Zusätzliche Ausgleichsmaßnahmen

Unter diesen Umständen sind drei Jahre für den gesamten Genehmigungsprozess tatsächlich keine ungewöhnlich lange Zeit. Immerhin kann der Projektentwickler in der Zwischenzeit schon die eigentliche Anlagenplanung vorantreiben. Dann liegt diese bereits vor, wenn das Genehmigungsverfahren beendet ist. Das gesamte Verfahren hat durchaus auch seine Berechtigung. „Insgesamt lässt sich die kommunale Planungshoheit nur bedingt durch die Entscheidungen der Bundesregierung beeinflussen“, sagt Tim Rösner. „Des Weiteren sind die Anforderungen an Solarparks in Bezug auf Denkmal- sowie Arten- und Naturschutz hoch, was allerdings unseren eigenen Nachhaltigkeitszielen entspricht.“

Vor der ersten Beteiligung sollte die Bauart festgelegt und mindestens die Absprache mit dem Naturschutz erfolgt sein.
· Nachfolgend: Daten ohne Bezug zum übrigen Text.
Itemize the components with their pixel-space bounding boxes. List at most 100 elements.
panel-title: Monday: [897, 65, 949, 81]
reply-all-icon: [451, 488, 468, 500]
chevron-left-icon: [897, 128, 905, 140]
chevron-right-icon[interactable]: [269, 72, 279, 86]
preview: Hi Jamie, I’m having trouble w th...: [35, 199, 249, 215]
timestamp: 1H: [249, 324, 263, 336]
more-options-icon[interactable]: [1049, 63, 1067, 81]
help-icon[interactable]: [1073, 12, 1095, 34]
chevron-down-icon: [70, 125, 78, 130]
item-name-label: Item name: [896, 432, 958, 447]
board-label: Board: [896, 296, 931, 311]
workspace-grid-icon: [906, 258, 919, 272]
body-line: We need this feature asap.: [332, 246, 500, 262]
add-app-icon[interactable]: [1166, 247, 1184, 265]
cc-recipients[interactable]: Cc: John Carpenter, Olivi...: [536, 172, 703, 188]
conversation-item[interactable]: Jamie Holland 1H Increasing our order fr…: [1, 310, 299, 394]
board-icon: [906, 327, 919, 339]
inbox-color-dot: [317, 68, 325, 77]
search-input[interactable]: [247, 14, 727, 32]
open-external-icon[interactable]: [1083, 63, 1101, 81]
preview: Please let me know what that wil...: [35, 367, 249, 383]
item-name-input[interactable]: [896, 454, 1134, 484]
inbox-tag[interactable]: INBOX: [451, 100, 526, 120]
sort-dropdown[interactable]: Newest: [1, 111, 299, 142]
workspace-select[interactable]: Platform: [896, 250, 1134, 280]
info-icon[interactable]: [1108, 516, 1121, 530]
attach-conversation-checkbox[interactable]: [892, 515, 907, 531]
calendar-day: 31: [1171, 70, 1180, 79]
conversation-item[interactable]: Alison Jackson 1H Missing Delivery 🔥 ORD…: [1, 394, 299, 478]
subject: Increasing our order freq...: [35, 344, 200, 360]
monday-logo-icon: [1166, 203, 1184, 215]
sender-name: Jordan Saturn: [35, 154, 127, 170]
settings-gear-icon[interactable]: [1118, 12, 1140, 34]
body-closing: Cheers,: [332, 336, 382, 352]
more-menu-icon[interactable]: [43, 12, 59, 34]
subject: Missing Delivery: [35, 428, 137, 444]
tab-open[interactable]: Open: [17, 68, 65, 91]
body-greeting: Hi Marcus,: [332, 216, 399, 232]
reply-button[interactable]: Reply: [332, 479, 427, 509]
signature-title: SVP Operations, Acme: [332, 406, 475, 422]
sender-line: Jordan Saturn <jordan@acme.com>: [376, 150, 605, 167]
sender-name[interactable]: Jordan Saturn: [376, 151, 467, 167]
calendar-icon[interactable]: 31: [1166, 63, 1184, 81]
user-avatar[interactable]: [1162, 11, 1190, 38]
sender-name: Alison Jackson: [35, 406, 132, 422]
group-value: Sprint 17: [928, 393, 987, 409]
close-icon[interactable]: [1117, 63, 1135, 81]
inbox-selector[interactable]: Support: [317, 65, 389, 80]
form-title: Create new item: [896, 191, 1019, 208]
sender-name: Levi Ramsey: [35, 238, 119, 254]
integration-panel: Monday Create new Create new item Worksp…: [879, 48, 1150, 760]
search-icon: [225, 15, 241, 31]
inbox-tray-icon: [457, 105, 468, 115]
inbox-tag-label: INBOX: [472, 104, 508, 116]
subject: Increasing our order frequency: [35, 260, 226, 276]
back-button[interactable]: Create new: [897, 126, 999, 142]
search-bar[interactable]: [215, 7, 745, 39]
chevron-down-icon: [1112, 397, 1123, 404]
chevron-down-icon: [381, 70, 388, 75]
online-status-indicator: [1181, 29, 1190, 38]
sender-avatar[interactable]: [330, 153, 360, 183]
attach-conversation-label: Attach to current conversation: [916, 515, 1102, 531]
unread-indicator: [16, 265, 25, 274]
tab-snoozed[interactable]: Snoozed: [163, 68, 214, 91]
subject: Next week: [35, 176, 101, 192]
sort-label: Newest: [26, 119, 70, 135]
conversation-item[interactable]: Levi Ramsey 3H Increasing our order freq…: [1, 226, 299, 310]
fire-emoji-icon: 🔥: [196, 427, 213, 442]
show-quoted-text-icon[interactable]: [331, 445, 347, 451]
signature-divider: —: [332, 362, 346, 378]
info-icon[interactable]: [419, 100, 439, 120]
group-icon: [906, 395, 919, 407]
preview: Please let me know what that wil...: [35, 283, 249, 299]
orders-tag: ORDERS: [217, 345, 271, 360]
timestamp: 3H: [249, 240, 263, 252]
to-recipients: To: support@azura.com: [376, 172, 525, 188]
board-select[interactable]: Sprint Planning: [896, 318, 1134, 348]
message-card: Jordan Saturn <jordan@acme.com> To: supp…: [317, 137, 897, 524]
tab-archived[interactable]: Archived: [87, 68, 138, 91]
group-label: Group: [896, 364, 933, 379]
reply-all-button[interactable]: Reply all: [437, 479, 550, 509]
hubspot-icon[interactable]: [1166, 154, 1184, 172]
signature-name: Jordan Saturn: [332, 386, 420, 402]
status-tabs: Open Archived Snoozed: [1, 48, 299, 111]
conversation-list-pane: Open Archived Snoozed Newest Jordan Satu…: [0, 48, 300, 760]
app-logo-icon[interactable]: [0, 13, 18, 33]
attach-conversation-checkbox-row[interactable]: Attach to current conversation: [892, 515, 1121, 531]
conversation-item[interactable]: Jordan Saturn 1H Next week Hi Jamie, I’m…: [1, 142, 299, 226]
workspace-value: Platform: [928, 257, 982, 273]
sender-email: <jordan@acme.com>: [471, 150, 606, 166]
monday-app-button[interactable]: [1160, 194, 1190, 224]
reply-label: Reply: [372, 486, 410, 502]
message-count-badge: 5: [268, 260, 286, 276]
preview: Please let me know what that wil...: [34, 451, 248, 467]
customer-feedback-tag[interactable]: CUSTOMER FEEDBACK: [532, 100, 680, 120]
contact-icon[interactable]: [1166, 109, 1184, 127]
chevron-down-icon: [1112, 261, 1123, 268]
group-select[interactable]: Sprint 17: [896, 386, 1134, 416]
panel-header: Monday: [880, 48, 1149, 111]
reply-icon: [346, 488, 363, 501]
Alle anderen Fakten und Gutachten müssen spätestens zur zweiten Beteiligung vorliegen.

Tim Rösner, Belectric

Immerhin berücksichtigen sowohl Belectric als auch Baywa RE neben den grundsätzlichen gesetzlichen Vorgaben hinsichtlich der Ausgleichsmaßnahmen auch die Selbstverpflichtung zur guten Planung von Solarparks des Bundesverbandes Neue Energiewirtschaft. Diese beinhaltet zusätzliche freiwillige Maßnahmen, um die Umweltstandards weiter zu erhöhen. Dies komme bei den lokalen Genehmigungsbehörden genauso gut an wie ein zusätzlicher Batteriespeicher, weiß Raphael Kempf aus seiner Erfahrung mit den beiden Projekten in Deisenhausen und Kreuth. Beide Solarparks wurden mit einem Speicher ausgestattet.

Kriterien standardisieren

Dennoch sieht die Solarbranche durchaus noch Verbesserungsbedarf, um die Genehmigungsverfahren voranzutreiben. „Wir empfehlen die Entwicklung eines bundesweiten Kriterienkatalogs für den Bau von Freiflächenanlagen als Musterverordnung, um auf dieser Basis eine zügigere Umsetzung vor Ort zu ermöglichen“, sagt Tim Rösner. „In Bezug auf das Bauleitplanverfahren sollte für Solarparks außerdem ein schlankeres Verfahren möglich sein. Ebenfalls wichtig wäre eine komplette Digitalisierung des Prozesses mit interaktiven Zugangsmöglichkeiten der Beteiligten sowie eine Belegung aller gesetzlichen Schritte mit Fristen.“

Er schlägt zudem vor, bei genehmigten und vorhabenbezogenen Bebauungsplänen die Solarparks in den Landesbauordnungen als verfahrensfrei zu definieren. Hier ist Bayern Vorreiter. Außerdem sollten künftig Raumordnungspläne schneller angepasst oder Regelungen für Ausnahmen getroffen werden.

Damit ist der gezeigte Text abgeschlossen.